The issuance of the land mapping documents is under the project ‘Improvement of Land Governance in Uganda (ILGU)’ currently being implemented by GIZ (German Development Cooperation) in collaboration with the Ministry of Lands, Housing and Urban Development.
The project that is funded by the European Union (EU) and the German government aims at increasing tenure security and consequently improve agricultural productivity on private Mailo land.
GIZ land management specialist Daniel Kirumira and the LC3 chairperson of Myanzi, John Nsubuga, handed over the certificates to the beneficiaries at Kidukulu parish.
Kirumira said each of the mapped tenants received a land inventory (map) as the first document showing the size of the land, location, neighbours and Landlord.
“The Land Inventory Protocol (document) enables the tenant to negotiate with the landlord on whether to buy out, sale, acquire a lease or get a certificate of occupancy over the Kibanja,” he said.

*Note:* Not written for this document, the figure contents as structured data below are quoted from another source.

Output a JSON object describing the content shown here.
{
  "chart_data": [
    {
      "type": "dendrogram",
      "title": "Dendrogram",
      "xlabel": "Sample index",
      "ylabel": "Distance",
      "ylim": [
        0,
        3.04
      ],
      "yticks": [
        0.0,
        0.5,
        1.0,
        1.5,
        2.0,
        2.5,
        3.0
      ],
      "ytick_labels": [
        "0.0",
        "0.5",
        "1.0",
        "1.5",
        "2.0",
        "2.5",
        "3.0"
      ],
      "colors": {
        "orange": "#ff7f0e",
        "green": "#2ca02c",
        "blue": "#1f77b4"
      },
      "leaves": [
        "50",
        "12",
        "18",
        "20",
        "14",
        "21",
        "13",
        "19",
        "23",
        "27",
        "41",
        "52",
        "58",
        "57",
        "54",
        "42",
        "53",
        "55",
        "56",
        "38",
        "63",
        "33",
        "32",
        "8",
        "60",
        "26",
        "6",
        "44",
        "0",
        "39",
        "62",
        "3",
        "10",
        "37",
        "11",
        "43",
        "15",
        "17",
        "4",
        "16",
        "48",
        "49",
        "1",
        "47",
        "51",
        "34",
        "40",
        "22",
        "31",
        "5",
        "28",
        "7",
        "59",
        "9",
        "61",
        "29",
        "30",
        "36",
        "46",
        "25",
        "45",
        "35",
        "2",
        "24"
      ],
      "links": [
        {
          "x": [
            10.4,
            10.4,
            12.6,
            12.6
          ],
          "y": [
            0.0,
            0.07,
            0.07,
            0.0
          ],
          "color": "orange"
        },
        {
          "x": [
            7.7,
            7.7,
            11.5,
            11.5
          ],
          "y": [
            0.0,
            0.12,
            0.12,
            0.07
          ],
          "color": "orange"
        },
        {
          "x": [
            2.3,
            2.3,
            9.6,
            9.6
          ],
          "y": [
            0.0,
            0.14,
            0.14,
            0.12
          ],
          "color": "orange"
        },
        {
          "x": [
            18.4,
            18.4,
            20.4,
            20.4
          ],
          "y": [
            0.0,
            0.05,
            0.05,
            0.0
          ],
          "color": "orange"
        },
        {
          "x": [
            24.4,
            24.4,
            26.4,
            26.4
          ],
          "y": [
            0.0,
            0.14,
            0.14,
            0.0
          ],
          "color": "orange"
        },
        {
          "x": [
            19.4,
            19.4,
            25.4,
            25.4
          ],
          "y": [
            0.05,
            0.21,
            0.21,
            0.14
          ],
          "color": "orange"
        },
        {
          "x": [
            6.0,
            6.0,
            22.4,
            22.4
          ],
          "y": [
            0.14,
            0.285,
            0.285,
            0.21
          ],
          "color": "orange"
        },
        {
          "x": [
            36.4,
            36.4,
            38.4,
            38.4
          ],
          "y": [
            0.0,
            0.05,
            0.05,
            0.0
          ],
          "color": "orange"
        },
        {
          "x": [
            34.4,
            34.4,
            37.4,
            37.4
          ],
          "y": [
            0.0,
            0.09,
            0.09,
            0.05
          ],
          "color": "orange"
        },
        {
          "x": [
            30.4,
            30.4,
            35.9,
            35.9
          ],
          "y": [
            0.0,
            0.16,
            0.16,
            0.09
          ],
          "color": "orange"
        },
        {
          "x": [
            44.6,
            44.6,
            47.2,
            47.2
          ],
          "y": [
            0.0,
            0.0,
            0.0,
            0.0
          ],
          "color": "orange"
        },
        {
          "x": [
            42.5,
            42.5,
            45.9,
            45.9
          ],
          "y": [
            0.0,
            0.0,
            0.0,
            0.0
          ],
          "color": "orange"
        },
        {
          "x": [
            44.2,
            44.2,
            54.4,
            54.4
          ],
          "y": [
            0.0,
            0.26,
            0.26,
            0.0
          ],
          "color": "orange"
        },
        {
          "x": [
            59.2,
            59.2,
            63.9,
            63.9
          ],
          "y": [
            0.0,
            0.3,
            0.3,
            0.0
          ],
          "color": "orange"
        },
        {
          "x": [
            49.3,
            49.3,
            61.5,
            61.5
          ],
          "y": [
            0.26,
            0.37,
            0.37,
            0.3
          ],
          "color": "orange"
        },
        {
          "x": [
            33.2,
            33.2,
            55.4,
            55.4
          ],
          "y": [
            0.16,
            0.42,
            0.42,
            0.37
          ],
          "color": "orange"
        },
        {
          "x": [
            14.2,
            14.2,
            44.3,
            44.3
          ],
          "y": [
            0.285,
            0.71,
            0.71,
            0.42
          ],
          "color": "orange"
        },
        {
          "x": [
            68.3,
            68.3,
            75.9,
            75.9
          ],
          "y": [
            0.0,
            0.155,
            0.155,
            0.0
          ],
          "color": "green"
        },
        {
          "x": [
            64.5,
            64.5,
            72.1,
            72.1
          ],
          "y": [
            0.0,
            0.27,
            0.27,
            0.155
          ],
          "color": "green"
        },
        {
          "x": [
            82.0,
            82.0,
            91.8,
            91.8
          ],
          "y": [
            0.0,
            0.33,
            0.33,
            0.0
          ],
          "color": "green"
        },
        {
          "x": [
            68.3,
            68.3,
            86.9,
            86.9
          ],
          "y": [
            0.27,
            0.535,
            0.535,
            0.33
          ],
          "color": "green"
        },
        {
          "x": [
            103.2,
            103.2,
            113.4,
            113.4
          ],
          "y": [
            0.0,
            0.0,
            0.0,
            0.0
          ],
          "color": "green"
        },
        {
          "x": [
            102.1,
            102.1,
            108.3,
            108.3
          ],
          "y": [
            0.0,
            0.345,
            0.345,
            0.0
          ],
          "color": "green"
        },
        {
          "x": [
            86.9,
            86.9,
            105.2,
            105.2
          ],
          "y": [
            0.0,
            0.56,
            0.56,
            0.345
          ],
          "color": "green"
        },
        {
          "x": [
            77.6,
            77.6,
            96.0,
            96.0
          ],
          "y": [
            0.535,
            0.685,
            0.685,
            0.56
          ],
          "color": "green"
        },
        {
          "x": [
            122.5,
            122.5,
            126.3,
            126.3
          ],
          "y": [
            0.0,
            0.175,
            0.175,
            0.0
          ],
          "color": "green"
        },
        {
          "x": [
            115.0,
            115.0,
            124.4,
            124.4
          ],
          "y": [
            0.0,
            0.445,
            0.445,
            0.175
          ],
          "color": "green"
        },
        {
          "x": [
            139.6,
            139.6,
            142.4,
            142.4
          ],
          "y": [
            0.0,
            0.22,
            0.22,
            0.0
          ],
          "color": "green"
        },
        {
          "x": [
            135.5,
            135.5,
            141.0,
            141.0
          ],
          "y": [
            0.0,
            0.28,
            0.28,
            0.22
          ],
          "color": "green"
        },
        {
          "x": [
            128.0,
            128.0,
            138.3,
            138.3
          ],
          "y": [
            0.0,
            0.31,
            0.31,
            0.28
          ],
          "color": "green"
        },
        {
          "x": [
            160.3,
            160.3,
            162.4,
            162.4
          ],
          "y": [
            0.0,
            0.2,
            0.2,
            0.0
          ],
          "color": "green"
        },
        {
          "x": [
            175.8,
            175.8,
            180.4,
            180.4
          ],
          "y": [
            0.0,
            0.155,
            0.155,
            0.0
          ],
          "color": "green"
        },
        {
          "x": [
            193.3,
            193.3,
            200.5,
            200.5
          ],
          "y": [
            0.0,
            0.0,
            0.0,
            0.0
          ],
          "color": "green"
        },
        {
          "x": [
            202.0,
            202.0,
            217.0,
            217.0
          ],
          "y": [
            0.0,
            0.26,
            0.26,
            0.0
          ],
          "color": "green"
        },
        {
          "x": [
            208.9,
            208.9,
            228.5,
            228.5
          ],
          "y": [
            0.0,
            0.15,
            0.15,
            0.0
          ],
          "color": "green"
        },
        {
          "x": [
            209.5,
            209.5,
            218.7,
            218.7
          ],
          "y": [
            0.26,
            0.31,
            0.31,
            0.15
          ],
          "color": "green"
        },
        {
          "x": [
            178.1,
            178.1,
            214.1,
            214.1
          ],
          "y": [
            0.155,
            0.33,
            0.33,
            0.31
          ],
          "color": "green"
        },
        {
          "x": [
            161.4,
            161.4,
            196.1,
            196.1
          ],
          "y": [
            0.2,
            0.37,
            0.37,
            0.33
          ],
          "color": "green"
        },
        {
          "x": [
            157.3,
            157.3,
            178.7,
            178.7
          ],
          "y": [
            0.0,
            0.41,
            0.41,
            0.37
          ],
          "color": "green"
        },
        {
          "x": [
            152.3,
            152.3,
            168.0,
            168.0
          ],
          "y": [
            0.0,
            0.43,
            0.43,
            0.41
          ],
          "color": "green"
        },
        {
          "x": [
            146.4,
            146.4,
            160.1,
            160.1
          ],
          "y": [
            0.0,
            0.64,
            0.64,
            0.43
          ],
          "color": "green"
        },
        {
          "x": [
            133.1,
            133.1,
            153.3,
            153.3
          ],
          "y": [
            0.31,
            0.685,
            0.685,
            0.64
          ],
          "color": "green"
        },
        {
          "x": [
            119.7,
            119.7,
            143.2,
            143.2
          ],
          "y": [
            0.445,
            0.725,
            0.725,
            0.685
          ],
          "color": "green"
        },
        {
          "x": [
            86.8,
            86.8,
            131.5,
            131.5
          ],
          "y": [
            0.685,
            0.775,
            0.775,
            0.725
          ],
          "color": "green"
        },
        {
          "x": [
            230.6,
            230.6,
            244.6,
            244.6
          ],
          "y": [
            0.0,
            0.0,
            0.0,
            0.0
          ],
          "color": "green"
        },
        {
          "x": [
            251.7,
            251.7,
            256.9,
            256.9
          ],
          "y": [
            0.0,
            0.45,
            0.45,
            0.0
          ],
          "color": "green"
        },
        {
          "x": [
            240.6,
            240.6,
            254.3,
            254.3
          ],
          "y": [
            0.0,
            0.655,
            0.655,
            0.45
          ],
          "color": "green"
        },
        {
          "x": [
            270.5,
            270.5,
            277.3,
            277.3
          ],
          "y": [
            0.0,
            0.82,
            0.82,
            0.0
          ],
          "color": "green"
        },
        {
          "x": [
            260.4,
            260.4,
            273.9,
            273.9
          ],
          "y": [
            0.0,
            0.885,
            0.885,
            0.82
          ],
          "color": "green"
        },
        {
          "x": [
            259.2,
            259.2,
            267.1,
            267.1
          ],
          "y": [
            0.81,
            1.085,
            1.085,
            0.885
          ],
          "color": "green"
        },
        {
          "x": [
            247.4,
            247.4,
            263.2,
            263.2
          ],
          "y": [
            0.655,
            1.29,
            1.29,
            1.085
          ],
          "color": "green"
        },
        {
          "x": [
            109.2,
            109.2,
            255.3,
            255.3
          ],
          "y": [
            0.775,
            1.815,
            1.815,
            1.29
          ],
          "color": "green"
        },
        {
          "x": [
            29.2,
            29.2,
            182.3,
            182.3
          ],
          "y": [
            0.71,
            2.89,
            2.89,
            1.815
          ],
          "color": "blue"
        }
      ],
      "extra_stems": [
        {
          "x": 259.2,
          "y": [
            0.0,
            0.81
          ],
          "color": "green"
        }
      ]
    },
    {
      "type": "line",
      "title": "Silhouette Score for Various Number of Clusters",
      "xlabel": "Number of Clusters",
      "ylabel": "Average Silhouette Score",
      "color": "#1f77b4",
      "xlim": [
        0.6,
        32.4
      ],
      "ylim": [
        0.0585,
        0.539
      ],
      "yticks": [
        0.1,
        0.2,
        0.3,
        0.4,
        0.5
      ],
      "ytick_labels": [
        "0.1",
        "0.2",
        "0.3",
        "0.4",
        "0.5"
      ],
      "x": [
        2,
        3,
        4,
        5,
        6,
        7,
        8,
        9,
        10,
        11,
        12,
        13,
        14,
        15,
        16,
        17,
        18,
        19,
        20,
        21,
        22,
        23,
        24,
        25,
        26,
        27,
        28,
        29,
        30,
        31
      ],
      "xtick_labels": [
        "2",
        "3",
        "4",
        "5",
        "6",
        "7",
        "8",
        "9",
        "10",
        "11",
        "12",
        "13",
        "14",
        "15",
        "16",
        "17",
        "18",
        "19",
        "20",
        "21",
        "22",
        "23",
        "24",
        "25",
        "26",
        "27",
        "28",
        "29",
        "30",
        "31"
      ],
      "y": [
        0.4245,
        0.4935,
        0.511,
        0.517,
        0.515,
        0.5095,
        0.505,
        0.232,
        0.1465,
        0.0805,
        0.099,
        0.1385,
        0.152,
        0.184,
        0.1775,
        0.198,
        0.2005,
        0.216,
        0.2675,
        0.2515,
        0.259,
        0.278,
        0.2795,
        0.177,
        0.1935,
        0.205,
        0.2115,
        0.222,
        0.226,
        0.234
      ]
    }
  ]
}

Nsubuga applauded the mapping exercise, saying it will reduce land wrangles in the district.
“I hope that the Bibanja holders get to understand the boundaries of their land, it will reduce the conflicts,” he said.
Nsubuga advised Bibanja holders to continue paying ground rent (Busuulu) to their landlords yearly even after the mapping exercise.
The GIZ team leader responsible for land policy, Thorsten Huber, said: “My team and partners have worked so hard sensitising, mapping and resolving conflicts between the landlords and tenants in the two districts. Seeing that we are able to hand over the first Land mapping inventory protocols to the Bibanja holders will go a long way in reducing land conflicts on private Mailo land,”
He further noted that the project involves mapping of Bibanja of willing tenants with the consent of their landlords.”
Robinah Nakazigo, one of the beneficiaries said the exercise was timely because she had occupied her Kibanja for the last 10 years without knowing its proper boundaries.
“I bought an acre of land 10 years ago without ascertaining the proper boundaries. We often get disagreements with my neighbours over the boundaries. I hope these misunderstandings will now be history,” Nakazigo said.
The Myanzi sub-county area land committee representative, Nzela Namyalo, said the exercise will reduce cases of fraudulent land deals.